Abstract

In emerging fields such as machine learning, quantum computing, biomedical imaging, and robotics, data and decisions often exist in curved, non-Euclidean spaces due to physical constraints or underlying symmetries. Riemannian online optimization provides a new framework for handling learning tasks where data arrives sequentially in geometric spaces. This monograph offers a comprehensive overview of online learning over Riemannian manifolds.

Riemannian Online Learning

Riemannian optimization is a powerful tool for decision-making in situations where the data and decision space are structured as non-flat spaces due to physical constraints and/or underlying symmetries. In emerging fields such as machine learning, quantum computing, biomedical imaging, and robotics, data and decisions often exist in curved, non-Euclidean spaces due to physical constraints or underlying symmetries. Riemannian online optimization provides a new framework for handling learning tasks where data arrives sequentially in geometric spaces.

This monograph offers a comprehensive overview of online learning over Riemannian manifolds, and offers a unified overview of the state-of-the-art algorithms for online optimization over Riemannian manifolds.
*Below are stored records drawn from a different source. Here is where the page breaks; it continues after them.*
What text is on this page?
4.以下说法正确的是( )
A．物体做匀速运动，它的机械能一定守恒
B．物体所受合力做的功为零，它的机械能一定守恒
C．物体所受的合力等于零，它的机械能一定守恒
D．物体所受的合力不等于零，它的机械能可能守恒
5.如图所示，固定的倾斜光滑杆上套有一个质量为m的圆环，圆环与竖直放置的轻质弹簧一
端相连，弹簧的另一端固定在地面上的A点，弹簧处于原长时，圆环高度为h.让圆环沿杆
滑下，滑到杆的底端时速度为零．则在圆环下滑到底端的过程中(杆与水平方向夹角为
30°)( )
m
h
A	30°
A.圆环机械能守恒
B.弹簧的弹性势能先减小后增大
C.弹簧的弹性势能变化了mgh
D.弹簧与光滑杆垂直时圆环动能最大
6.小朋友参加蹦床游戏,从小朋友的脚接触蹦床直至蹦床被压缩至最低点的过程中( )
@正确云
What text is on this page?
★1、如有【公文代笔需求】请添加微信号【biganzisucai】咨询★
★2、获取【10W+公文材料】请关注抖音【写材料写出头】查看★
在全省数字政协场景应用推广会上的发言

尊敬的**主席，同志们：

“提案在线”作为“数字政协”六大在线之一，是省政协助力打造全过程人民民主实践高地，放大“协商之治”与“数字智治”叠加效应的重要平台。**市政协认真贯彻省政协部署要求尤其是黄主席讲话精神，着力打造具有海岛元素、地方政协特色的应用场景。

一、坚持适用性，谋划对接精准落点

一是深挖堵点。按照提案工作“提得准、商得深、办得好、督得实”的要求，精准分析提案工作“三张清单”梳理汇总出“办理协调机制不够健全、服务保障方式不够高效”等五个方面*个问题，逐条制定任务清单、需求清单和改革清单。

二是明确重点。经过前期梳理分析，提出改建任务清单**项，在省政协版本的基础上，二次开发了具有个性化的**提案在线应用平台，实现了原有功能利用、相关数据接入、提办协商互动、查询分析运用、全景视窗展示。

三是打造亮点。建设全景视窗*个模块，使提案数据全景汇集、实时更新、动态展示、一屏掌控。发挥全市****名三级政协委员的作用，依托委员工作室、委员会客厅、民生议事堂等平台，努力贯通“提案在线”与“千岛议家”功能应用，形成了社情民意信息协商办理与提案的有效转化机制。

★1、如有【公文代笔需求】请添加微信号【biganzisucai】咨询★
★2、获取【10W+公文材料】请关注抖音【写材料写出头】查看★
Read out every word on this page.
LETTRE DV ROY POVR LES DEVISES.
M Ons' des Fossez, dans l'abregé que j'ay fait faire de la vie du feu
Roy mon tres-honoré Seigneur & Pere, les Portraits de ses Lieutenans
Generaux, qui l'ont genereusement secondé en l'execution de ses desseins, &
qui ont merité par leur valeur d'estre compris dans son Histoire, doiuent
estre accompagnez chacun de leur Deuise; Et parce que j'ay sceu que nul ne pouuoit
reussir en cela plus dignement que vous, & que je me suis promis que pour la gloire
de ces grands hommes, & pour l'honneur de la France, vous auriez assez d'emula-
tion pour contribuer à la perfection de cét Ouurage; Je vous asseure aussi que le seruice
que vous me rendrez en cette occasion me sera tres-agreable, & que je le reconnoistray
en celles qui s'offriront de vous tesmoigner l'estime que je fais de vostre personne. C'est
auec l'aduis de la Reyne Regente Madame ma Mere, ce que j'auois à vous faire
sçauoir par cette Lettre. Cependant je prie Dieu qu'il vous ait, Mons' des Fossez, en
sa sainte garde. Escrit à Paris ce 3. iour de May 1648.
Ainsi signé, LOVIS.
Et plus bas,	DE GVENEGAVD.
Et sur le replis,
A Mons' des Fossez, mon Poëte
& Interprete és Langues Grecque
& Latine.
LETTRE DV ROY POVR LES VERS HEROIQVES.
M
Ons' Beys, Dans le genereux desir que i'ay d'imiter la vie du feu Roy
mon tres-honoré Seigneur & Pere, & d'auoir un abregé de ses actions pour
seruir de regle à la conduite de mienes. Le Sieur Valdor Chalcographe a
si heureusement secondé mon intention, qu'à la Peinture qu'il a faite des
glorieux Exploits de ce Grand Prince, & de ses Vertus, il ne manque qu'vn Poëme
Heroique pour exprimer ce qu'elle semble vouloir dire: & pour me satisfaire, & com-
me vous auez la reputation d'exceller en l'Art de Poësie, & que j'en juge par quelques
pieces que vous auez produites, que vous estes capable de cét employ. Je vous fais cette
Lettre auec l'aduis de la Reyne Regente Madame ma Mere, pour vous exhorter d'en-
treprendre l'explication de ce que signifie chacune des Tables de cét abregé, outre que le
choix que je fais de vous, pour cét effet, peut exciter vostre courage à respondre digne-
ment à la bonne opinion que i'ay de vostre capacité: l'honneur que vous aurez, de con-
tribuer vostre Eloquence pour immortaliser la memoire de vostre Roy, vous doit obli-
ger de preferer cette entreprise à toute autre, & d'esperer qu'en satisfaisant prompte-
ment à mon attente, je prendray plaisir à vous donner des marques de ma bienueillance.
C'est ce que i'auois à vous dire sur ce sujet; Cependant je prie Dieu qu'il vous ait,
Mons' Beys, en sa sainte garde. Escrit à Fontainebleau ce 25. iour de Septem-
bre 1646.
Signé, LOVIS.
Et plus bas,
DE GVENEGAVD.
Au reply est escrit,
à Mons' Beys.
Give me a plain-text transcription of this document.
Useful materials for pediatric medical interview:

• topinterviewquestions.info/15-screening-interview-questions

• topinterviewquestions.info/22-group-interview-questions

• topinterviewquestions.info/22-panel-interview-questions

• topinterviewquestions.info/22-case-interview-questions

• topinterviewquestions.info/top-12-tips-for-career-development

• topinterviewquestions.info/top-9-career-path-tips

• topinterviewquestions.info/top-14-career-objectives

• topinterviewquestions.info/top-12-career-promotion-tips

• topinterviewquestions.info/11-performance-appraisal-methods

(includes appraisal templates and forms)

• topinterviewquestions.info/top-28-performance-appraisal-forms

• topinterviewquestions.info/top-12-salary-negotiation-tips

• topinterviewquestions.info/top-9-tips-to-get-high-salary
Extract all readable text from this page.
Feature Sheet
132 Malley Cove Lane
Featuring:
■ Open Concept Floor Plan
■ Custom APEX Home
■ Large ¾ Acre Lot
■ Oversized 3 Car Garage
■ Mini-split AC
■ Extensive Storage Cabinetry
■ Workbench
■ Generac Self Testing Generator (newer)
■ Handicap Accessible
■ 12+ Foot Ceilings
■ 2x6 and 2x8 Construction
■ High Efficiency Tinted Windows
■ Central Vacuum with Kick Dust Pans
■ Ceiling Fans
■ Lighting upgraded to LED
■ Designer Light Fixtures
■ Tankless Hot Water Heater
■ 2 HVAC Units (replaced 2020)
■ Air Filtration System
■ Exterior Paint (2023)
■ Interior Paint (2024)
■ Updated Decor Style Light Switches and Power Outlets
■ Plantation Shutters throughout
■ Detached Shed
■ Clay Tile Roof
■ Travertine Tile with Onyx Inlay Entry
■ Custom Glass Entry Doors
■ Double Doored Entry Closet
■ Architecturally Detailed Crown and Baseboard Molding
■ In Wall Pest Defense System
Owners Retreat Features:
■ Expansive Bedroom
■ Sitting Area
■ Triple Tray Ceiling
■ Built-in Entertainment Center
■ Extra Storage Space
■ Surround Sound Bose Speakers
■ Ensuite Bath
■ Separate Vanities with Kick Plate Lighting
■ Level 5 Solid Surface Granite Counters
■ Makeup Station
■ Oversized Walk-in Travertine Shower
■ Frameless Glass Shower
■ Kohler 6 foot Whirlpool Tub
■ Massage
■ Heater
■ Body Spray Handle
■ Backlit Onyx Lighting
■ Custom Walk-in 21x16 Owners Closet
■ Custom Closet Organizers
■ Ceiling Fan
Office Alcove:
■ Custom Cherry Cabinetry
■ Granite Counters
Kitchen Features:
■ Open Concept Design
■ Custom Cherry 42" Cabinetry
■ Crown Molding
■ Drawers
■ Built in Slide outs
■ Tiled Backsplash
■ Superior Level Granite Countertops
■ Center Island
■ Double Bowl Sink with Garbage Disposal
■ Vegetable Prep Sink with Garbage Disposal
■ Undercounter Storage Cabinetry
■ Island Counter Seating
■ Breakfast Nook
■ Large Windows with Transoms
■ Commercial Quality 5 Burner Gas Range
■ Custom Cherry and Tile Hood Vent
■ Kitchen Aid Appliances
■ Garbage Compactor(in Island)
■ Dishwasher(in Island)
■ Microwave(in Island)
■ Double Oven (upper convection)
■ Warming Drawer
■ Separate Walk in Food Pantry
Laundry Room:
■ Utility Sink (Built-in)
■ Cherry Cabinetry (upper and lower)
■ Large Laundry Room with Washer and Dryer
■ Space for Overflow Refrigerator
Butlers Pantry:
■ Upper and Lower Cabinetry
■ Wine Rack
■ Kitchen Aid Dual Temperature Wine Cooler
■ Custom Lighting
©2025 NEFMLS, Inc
Also presented is a detailed and systematic analysis of achievable regret for those algorithms. The study emphasizes how the curvature of manifolds influences the trade-off between exploration and exploitation, and the performance of the algorithms.

After an introduction, Section 2 briefly introduces Riemannian manifolds, together with the preliminary knowledge of Riemannian optimization and Euclidean online optimization. In Section 3, the fundamental Riemannian online gradient descent algorithm under full information feedback is presented, and the achievable regret on both Hadamard manifolds and general manifolds is analyzed. Section 4 extends the Riemannian online gradient descent algorithm to the bandit feedback setting. In Sections 5 and 6, the authors turn to two advanced Riemannian online optimization algorithms designed for dynamic regret minimization, the Riemannian online extra gradient descent and the Riemannian online optimistic gradient descent.